What's really interesting about this is how early it was in the age of manned flight, and it's talking about a 'treatise' which was actually a pocket
book, first sold in Germany, but translated to English for further distribution. The book started out in 1895, before flight had been achieved, and
sounds like a repository of the leading ideas & designs at the time, the basics of known principles & history of what had been achieved up until then.
It also included tables & formulas, plus a list of the societies at the time.
www.jstor.org...
To me it seems like a certain bit of humanity has been lost over the years. I suppose we have the same thing with mailing lists and groups, forums &
speciality sites, but it's actually a little disconcerting when I look back at how critical I or others have been on people who are working on new
technologies. There's a notion that if something has first been predicted, confirmed & approved by the establishment, it's pseudoscience.
Yet, back in the late 1800s, and early 1900s, you can find members of esteem, scientists critical on powered flight, as much as providing a
'debunking' themselves. Though it seems today that mentality is far more popular.

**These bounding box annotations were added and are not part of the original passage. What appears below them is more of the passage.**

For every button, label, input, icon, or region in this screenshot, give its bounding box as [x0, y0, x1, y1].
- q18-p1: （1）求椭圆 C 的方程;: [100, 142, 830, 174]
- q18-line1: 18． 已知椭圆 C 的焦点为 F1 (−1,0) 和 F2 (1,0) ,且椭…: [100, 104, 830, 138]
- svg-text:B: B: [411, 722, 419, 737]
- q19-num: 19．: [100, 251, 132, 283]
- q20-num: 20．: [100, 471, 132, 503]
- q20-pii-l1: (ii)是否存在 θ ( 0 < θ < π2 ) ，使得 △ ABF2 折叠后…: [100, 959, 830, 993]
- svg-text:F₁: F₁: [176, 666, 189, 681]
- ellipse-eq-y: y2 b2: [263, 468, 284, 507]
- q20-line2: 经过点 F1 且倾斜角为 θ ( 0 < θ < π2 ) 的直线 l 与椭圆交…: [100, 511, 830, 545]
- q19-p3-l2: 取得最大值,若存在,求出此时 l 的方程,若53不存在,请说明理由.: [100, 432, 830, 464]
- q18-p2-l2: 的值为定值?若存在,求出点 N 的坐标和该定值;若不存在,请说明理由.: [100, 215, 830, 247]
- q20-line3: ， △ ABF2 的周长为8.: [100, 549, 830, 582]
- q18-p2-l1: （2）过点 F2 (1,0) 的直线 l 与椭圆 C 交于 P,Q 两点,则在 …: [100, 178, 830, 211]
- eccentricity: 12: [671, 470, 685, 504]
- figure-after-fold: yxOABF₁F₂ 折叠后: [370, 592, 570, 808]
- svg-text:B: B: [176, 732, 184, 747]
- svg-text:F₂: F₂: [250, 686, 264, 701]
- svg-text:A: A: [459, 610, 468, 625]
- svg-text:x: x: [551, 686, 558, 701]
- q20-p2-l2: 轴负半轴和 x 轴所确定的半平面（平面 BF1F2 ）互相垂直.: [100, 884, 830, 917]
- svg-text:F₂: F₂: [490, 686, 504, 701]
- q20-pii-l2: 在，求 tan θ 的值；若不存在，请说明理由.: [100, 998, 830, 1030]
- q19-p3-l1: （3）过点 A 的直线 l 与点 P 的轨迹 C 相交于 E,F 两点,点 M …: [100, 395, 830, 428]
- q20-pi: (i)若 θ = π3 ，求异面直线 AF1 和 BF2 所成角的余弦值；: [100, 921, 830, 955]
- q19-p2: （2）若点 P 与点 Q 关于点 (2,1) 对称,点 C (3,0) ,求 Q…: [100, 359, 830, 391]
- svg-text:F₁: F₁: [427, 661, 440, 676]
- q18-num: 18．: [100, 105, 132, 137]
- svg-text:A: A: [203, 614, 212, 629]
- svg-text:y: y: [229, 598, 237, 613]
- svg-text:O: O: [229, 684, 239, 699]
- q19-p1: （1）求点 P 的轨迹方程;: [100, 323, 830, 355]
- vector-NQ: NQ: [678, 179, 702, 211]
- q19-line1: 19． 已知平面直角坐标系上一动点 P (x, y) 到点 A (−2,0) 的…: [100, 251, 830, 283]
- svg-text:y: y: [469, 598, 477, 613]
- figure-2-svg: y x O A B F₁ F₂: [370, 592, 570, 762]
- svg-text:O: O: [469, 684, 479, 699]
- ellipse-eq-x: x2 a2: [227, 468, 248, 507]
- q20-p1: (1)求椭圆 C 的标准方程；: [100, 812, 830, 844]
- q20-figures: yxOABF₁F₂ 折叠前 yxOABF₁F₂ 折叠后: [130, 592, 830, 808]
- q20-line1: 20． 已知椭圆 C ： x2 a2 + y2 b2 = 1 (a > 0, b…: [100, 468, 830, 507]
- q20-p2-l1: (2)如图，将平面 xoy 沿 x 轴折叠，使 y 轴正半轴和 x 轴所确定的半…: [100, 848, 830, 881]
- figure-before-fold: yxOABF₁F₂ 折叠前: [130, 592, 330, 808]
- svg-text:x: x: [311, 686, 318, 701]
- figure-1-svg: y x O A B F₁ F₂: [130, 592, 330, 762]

From the 60s, where establishment thinking and bureaucracy along with accepted and affirmed behaviours & system, had all moved long ahead of where
it'd been half a century earlier, I found another article with a brilliant quote in it:
They go on to say that science is an art-form, not a simple
method. For some, especially chemists (as they are basically not much different
from culinary artists if they are practical) or engineers-mechanical or otherwise, or probably of various disciplines, this might resonate for them.
It's a nice step out of the mundane, boring we might see the world of corporate work or study today.
There was a time of great invention, and thinking outside the box was far more valuable than inside.